Dr. Kelley Elliott, associate professor of history, will teach the first course covering historical perspectives on gender and sexuality.
The Department of History offers classes on social, ethnic and women’s history. However, a course directed towards the topic of sexuality, in particular, has never been taught.
“Our courses need to reflect hospitality and inclusion,” Elliot said.
To Elliott, teaching this class is an opportunity to inform students. This will be done in a way that demonstrates gender and sexuality as subjects of history, rather than subjects of debate.
Rather than develop exclusive ideas, the class will seek to allow controversial conversation to develop in ways that are open, informed and positioned by academic integrity, she said.
The class will walk through many different case studies in places such as Colonial West Africa and the United States, while ranging from the early modern period to the 21st century.
Without shying away from spirituality, the influence of religion and faith on gender and sexuality will also be incorporated into the class.
As a potential subject of talk and example of this incorporation are the hijras, or ‘the third sex,’ in India. To put the concept into familiar terms, these people identify as transgender women. Within Indian culture, they are revered for their spiritual power.
In the class, hijras will not be placed on a pedestal to review for favor or disapproval. Instead, the fluctuation of conversation will be paced and directed by the students.

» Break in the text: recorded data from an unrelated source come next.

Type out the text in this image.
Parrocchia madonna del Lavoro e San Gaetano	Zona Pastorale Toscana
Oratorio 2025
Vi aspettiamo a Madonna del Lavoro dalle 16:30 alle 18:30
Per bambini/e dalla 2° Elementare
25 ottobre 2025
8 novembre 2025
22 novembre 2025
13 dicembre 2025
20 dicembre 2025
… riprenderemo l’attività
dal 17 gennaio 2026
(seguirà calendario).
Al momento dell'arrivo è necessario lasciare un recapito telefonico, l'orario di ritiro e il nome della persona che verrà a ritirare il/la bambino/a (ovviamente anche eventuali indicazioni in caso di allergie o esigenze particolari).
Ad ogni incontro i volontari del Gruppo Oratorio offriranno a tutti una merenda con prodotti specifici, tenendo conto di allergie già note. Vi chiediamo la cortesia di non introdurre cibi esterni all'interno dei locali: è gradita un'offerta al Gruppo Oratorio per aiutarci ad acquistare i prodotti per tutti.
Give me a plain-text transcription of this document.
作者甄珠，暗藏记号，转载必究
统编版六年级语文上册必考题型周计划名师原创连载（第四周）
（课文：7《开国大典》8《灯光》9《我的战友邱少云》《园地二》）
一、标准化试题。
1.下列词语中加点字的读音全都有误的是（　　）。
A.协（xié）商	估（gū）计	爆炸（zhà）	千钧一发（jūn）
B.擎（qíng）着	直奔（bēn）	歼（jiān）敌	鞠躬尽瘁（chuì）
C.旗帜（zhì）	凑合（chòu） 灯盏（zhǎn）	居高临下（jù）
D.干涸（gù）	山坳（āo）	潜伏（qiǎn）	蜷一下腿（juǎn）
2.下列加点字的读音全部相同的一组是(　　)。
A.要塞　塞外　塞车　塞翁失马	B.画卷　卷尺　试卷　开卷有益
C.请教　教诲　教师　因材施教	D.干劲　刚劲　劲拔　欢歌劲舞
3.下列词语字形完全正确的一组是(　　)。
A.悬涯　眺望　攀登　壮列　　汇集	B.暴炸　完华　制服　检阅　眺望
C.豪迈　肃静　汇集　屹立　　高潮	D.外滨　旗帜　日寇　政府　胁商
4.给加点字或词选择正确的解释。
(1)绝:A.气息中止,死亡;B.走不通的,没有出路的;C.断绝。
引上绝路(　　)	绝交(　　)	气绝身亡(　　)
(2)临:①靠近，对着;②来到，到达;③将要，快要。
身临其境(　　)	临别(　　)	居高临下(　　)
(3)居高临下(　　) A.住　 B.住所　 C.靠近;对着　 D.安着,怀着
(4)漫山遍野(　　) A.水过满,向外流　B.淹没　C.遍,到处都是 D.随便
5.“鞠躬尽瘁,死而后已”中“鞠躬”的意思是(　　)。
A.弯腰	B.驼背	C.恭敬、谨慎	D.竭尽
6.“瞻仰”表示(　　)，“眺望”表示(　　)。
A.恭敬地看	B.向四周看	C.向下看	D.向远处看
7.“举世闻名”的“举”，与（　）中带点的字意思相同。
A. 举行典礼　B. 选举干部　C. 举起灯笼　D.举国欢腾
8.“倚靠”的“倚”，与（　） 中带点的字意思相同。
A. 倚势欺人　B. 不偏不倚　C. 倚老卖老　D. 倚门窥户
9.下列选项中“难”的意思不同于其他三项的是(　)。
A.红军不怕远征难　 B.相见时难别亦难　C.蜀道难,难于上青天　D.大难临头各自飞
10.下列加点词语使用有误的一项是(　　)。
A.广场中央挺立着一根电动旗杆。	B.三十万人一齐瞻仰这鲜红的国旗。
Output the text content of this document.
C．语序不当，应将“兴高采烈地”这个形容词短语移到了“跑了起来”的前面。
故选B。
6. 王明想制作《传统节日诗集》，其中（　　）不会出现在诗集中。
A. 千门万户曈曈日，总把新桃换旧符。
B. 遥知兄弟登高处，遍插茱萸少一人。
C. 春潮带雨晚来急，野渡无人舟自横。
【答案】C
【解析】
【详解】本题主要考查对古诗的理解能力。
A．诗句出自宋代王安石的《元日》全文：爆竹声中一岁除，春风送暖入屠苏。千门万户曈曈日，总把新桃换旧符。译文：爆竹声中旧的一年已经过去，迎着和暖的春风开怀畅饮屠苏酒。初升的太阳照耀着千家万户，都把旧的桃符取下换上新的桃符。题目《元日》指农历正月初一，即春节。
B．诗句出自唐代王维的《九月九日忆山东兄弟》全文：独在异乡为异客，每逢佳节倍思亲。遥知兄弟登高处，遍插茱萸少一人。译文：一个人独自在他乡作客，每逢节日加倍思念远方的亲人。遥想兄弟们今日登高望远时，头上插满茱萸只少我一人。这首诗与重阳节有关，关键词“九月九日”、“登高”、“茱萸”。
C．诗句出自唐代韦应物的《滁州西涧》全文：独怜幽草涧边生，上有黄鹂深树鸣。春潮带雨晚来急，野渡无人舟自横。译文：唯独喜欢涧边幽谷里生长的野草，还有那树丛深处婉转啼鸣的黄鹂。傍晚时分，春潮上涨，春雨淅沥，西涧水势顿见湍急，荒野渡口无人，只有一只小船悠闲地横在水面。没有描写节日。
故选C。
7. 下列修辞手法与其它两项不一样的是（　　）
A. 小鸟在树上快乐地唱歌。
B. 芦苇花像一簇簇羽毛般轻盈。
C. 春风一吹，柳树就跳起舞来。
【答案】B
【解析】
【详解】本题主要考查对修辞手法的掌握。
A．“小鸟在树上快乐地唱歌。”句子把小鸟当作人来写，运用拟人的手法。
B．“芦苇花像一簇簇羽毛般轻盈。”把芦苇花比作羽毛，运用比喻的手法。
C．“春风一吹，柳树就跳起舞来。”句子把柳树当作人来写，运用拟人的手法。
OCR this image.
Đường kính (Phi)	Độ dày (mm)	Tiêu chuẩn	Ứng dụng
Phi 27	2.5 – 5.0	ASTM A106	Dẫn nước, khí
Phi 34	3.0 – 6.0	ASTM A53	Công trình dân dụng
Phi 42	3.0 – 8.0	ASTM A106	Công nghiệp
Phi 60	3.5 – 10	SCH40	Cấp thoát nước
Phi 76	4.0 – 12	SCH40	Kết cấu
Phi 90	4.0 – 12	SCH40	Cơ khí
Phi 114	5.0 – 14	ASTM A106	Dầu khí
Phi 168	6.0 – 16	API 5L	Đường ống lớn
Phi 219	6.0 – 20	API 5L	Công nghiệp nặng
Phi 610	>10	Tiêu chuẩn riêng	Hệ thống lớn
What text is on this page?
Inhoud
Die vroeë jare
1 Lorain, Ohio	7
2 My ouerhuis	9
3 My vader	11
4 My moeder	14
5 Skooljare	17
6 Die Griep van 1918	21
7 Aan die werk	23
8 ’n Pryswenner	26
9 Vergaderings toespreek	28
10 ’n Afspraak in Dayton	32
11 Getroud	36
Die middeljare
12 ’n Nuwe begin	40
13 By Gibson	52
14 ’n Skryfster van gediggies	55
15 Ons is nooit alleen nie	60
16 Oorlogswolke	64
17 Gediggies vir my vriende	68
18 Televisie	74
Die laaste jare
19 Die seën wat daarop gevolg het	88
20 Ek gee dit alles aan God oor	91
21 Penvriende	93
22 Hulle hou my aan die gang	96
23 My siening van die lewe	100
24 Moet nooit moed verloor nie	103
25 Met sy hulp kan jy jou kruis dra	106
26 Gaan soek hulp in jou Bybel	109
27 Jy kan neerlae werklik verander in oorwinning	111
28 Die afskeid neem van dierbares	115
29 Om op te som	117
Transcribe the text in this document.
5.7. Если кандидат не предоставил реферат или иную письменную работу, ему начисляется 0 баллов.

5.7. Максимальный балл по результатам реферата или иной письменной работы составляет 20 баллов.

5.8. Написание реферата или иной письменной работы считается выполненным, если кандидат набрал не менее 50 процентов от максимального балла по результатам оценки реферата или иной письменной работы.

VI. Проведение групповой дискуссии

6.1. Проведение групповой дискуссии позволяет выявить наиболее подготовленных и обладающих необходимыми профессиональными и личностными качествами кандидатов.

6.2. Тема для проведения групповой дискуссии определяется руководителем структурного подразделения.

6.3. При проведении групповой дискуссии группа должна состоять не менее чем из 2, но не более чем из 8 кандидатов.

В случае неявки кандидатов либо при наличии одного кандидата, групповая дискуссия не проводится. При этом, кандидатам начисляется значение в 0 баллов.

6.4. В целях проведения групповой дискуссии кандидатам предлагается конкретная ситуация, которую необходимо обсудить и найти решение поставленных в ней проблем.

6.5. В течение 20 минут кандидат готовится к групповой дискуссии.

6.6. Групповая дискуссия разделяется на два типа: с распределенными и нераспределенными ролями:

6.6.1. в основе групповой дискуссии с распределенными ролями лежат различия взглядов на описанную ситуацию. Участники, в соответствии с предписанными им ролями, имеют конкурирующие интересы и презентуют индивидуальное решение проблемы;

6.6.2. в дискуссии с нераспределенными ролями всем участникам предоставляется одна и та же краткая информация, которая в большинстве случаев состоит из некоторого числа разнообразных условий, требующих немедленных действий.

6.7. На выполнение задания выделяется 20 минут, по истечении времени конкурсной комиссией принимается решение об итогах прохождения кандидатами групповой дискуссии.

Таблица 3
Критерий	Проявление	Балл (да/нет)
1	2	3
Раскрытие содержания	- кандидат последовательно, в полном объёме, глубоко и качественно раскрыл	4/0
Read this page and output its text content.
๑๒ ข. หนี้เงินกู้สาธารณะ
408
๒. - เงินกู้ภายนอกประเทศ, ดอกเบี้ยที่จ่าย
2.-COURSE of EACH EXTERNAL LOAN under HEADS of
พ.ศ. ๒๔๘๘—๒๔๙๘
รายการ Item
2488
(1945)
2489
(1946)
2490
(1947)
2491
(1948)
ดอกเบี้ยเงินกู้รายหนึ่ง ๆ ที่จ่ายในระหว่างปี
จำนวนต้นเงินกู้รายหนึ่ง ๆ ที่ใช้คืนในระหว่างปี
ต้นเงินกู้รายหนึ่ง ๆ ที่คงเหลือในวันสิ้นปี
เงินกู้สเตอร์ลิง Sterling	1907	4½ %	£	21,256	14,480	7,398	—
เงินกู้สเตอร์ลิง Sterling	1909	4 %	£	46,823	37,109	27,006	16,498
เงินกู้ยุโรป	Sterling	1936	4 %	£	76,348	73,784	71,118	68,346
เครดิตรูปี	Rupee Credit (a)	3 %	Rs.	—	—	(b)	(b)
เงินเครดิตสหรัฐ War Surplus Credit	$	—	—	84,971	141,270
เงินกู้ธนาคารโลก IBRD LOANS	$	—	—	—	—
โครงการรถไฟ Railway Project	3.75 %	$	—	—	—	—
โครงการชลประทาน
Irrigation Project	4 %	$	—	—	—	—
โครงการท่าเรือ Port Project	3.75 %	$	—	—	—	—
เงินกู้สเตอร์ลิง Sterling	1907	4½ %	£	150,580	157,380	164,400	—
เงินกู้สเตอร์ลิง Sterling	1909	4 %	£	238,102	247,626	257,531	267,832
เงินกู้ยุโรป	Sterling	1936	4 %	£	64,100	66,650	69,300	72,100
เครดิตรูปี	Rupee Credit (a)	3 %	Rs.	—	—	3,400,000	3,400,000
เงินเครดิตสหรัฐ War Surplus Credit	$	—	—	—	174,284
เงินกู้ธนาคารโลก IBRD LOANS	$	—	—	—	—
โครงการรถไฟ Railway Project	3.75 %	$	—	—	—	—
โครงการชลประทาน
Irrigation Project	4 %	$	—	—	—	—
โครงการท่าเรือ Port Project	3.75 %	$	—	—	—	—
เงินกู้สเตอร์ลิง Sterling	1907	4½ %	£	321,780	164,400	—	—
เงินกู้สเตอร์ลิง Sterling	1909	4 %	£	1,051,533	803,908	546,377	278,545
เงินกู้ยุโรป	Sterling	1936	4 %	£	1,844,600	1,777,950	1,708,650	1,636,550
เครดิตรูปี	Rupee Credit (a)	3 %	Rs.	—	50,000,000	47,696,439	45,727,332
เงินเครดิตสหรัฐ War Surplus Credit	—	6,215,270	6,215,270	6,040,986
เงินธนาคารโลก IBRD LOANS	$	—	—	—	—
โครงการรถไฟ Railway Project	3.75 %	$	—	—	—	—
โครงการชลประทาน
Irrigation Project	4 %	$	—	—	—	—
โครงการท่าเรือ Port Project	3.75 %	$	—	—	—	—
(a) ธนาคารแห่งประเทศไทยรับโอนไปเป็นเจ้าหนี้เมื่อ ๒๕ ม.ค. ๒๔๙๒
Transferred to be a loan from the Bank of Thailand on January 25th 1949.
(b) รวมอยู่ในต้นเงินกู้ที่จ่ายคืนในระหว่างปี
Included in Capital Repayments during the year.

Elliott said the class will look at topics of present conversation, such as homosexuality and gender orientation.
Accordingly, instead of analyzing the present-day issue, the history of such topics will be observed and analyzed from the perspective of “how did we get here?”
“If there is really any sort of overarching narrative it is probably to show how we understand gender and sexualities today is not the way that other people in other times in history have understood these things,” she said.
Historical perspectives on genders and sexualities has a 20-student cap and can fulfill any one campus requirement of cultural awareness, historical literature, or social science.
In fall 2019, this course will be offered Monday, Wednesday, Friday at 9 a.m., as a 300-level course open to all students.